INAPTITUDE

14/05/2021 / Droit social

Une prime de treizième mois doit être versée au salarié inapte qui n‘est pas reclassé, ni licencié.

Le salarié inapte qui n’est pas reclassé, ni licencié a droit au versement de son salaire à l’issue d’un délai d’un mois à compter de la visite médicale de reprise. En sus de son salaire, l’employeur doit lui verser les primes de treizième mois même si cette prime est conditionnée à la présence du salarié dans l’entreprise.

Cour de cassation, chambre sociale 05 mai 2021, pourvoi n° 19-22.456 (extraits)

Énoncé du moyen

6. Le salarié fait grief à l'arrêt de le débouter de sa demande en paiement du treizième mois au titre des années 2013 à 2016 et de sa demande de complément d'indemnité de licenciement intégrant le treizième mois, alors « que le salarié inapte qui n'est ni reclassé ni licencié a droit au paiement du salaire correspondant à l'emploi qu'il occupait avant la suspension de son contrat de travail comprenant l'ensemble des éléments constituant cette rémunération ; que pour débouter le salarié de sa demande au titre de la prime de treizième mois, la cour d'appel a retenu que n'étant pas présent au sein de l'entreprise pour les années 2014 jusqu'à son licenciement notifié le 21 juin 2016, il ne pouvait prétendre à la prime de treizième mois ; qu'en statuant ainsi, quand le défaut de reclassement par l'employeur ne pouvait s'assimiler à une absence du salarié et quand en toute hypothèse ce dernier pouvait prétendre à l'intégralité de la rémunération qu'il percevait avant le constat de son inaptitude, la cour d'appel a violé l'article L. 1226-4 du Code du travail. »

Réponse de la Cour

Vu l'article L. 1226-4 du Code du travail :

7. Selon ce texte, lorsque, à l'issue d'un délai d'un mois à compter de la date de l'examen médical de reprise du travail, le salarié déclaré inapte n'est pas reclassé dans l'entreprise ou s'il n'est pas licencié, l'employeur lui verse, dès l'expiration de ce délai, le salaire correspondant à l'emploi que celui-ci occupait avant la suspension de son contrat de travail. Ces dispositions s'appliquent également en cas d'inaptitude à tout emploi dans l'entreprise constatée par le médecin du travail.

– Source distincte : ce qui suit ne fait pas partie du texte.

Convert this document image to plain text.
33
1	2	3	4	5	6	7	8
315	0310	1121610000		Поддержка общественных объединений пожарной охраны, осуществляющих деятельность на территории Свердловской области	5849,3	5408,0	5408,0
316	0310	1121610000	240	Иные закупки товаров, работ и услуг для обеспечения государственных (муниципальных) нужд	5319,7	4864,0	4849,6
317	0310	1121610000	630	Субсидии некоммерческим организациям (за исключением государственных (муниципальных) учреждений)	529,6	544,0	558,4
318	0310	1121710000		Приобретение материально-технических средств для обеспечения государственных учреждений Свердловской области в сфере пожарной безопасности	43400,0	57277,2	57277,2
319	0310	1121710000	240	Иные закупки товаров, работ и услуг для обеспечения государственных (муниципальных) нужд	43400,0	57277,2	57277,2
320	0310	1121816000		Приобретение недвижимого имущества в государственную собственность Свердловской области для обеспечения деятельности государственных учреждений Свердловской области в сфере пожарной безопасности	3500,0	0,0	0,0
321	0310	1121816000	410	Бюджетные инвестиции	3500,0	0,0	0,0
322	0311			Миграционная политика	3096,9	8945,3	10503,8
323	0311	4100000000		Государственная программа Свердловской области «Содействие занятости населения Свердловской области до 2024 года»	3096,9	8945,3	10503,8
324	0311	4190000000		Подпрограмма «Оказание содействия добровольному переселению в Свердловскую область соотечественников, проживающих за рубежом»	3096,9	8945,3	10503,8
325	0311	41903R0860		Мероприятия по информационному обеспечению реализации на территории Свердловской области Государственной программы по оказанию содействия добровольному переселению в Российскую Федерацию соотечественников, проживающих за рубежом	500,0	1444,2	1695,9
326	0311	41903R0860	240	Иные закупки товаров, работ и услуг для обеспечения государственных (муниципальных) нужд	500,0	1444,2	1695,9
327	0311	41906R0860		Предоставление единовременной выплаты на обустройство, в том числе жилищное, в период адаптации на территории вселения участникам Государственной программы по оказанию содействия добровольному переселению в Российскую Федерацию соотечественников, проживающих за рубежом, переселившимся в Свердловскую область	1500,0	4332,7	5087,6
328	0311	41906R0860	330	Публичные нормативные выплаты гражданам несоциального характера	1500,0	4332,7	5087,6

8. Pour débouter le salarié de sa demande en paiement du treizième mois au titre des années 2013 à 2016 et de sa demande de complément d'indemnité de licenciement intégrant le treizième mois, l'arrêt retient qu'il a perçu sa prime de treizième mois en 2013 prorata temporis et que, n'étant pas présent au sein de l'entreprise pour les années 2014 jusqu'à son licenciement notifié le 21 juin 2016, il ne peut prétendre à la prime de treizième mois.

9. En statuant ainsi, alors que le salaire correspondant à l'emploi que le salarié occupait avant la suspension de son contrat de travail, et au paiement duquel l'employeur est tenu en application de l'article L. 1226-4 du Code du travail, comprend l'ensemble des éléments constituant la rémunération, notamment le treizième mois, qu'il aurait perçus s'il avait travaillé, la cour d'appel a violé le texte susvisé.